For years, this was due to a lack of budget. I tried to make a living as a freelancer in my twenties, but with little financial reward. Later, it became more of a philosophical choice – two different less expensive guitars would give me more tonal options than one more expensive guitar, as long as those cheaper guitars sounded good in themselves and played well. None of which is to say I wouldn’t lay down big(gish) money for an instrument if one came along that I fell in love with, but it’s not something I’ve done up to now, and I think it would take something quite special to make it happen. A vintage Martin or Gibson acoustic – something like that.

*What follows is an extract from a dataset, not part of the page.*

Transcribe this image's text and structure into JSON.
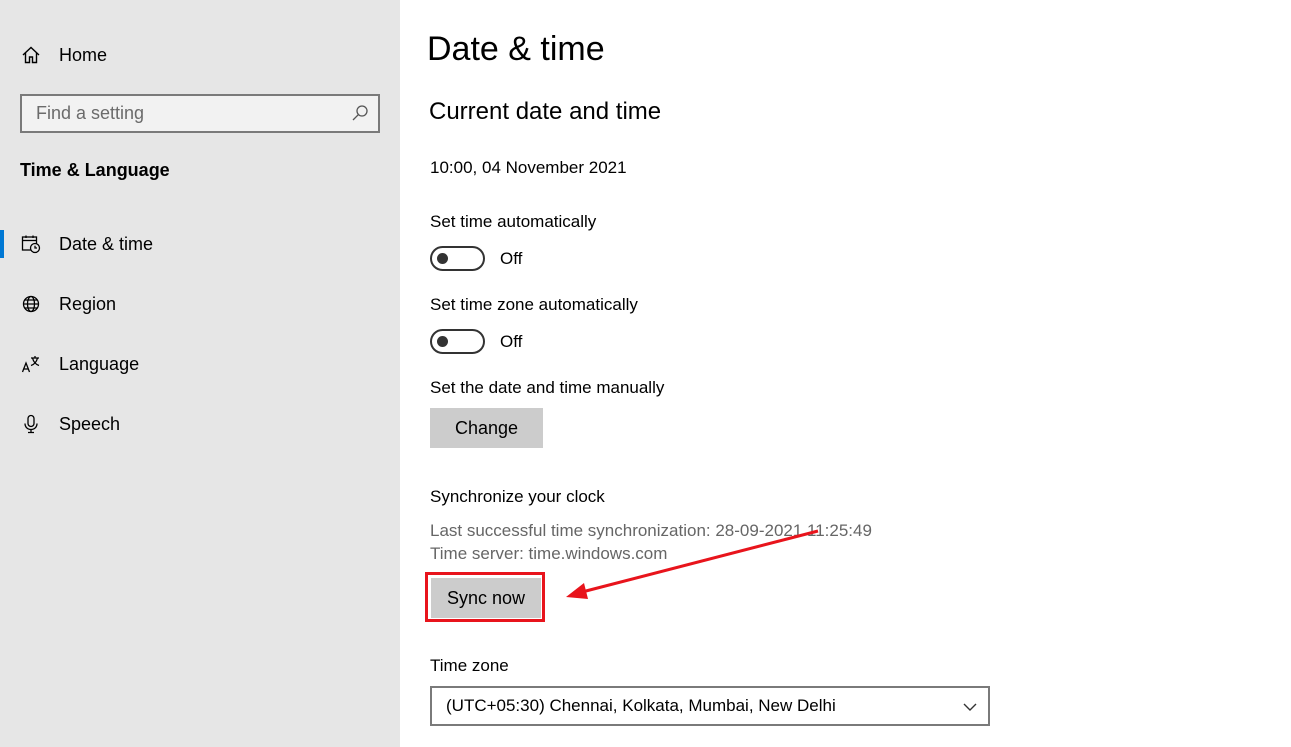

I’ve written about my main acoustic before. A 1999 Takamine EN10, it’s been a constant companion for more than two decades, and is the instrument I’m referring to if I say “my guitar”. It’s the one I’d rush back into a burning building for, if Mel and our cat CJ were already safe. Cedar top, mahogany back and sides, rosewood fingerboard and that distinctive 1990s Takamine soundhole rosette that always looked smart and no-nonsense to me when I saw them on stage or in adverts, years before I got one. It’s nicely played in (it long ago “let go”, and acquired a woodier, mellower depth than it had when new), and is set up to accomodate heavy, low-tuned strings (I tune CGDEAD). I’ve written 99% of the songs I’ve ever written on it, and the idea of making music without it is close to inconceivable.
Its partner in acoustical crime is my 2001 Seagull S12+, bought from Rose Morris in Denmark Street in 2001, with some of the proceeds of a summer spent doing manual labour in the maintenance department at Westminster Cathedral. Unlike my EN10, this model has not not been discontinued and you can still buy something very similar today. It’s £150 more today than I paid twenty years ago, but still, it’s a damn fine guitar at the price. Mine’s got a lot of wear on it – for years it was my main live acoustic guitar in two separate bands – but it still sounds great, and it’s not all that hard to play for an acoustic 12. The string spacing is wide enough to accommodate fingerpicking, but the neck is not so wide that getting your hand around it is an insurmountable challenge. I tune it DGCFAD to avoid breaking too many high Gs.
A final flat-top spends most of its time in a cupboard. It’s a Jasmine TS70S from the late 1990s. Jasmines were – and I believe still are – beginners’ guitars made by Takamine. This one’s a dreadnought, laminate top, back and sides but not bad-sounding for all that. I often use it for Nashville-tuned parts, or occasionally for a contrasting tone in a mix that contains several tracks of acoustic. It has a somewhat honky, nasal type of tone that cuts through when paired with more mellow, woodier acoustic tones. It’s not much to look at, but it’s a useful instrument to have around, and it finds its way on to a surprising number of recordings. I also use it live sometimes if I’m playing a gig that, for whatever reason, I don’t want to take my Takamine to.